# OLS - Predeterminedness and moment condition

I'm having trouble validating if following procedure to test for predeterminedness is plausible. Given the linear model:

$$y_t=\beta_1+\beta_2x_{1t}+\beta_3x_{2t}+\epsilon_t$$

Having $$x_{2t} = y_{t+1|t}+v_t$$ and $$\epsilon_t$$ uncorrelated with $$x_{1t}, x_{2t}$$. And $$\epsilon_t$$ i.i.d. with $$E(\epsilon_t)=0, E(\epsilon_t^2)=0$$. Given $$v_t$$ i.i.d. and also uncorrelated with $$\epsilon_t$$.
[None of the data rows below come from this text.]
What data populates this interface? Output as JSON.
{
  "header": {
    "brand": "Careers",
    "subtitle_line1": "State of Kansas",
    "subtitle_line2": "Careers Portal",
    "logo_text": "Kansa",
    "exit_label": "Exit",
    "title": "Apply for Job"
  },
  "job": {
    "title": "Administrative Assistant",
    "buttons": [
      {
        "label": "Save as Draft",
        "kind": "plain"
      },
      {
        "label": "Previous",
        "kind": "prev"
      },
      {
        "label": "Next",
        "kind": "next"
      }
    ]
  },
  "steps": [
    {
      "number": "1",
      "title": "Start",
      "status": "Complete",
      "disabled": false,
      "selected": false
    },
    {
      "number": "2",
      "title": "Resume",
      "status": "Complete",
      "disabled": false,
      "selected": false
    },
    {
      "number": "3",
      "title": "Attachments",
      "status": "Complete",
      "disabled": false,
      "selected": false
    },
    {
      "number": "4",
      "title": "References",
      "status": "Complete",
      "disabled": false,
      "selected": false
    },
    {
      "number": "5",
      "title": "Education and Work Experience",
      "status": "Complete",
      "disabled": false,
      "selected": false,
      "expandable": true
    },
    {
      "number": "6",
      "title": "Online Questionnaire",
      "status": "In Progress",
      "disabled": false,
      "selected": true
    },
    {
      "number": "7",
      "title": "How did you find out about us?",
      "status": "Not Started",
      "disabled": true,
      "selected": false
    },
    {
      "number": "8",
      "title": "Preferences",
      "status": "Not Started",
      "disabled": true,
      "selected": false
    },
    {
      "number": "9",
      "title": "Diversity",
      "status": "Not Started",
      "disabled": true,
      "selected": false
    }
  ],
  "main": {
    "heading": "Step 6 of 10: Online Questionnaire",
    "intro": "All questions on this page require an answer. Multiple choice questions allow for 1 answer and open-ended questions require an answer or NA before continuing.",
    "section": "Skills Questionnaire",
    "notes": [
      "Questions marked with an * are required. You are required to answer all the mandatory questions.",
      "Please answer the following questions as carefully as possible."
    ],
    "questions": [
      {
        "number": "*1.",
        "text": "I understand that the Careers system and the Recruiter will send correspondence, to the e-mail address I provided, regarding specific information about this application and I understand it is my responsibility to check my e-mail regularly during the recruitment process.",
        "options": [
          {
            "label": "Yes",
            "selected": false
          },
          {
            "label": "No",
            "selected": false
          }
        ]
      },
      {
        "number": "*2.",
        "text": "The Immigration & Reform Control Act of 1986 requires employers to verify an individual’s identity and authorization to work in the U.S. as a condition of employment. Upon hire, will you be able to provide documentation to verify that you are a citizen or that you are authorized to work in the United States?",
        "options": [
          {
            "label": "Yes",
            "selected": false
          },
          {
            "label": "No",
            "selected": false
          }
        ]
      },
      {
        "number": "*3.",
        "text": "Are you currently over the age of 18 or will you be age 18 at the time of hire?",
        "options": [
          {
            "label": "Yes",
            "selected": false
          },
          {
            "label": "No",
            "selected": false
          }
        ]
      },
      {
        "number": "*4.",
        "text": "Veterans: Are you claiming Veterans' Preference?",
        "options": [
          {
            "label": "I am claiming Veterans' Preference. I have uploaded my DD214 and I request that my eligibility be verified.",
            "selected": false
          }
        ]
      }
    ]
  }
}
$$$$\label{eq1} \begin{split} E[x_{1t}\epsilon_t] & = E[E[x_{1t}\epsilon_t|x_{1t}]] \\ & = E[x_{1t}\underbrace{E[\epsilon_t|x_{1t}]]}_{=0} = 0 \\ E[x_{2t}\epsilon_t] & = E[E[x_{2t}\epsilon_t|x_{2t}]] \\ & = E[x_{1t}\underbrace{E[\epsilon_t|x_{2t}]]}_{=0} = 0 \\ \end{split}$$$$

Can anyone confirm this?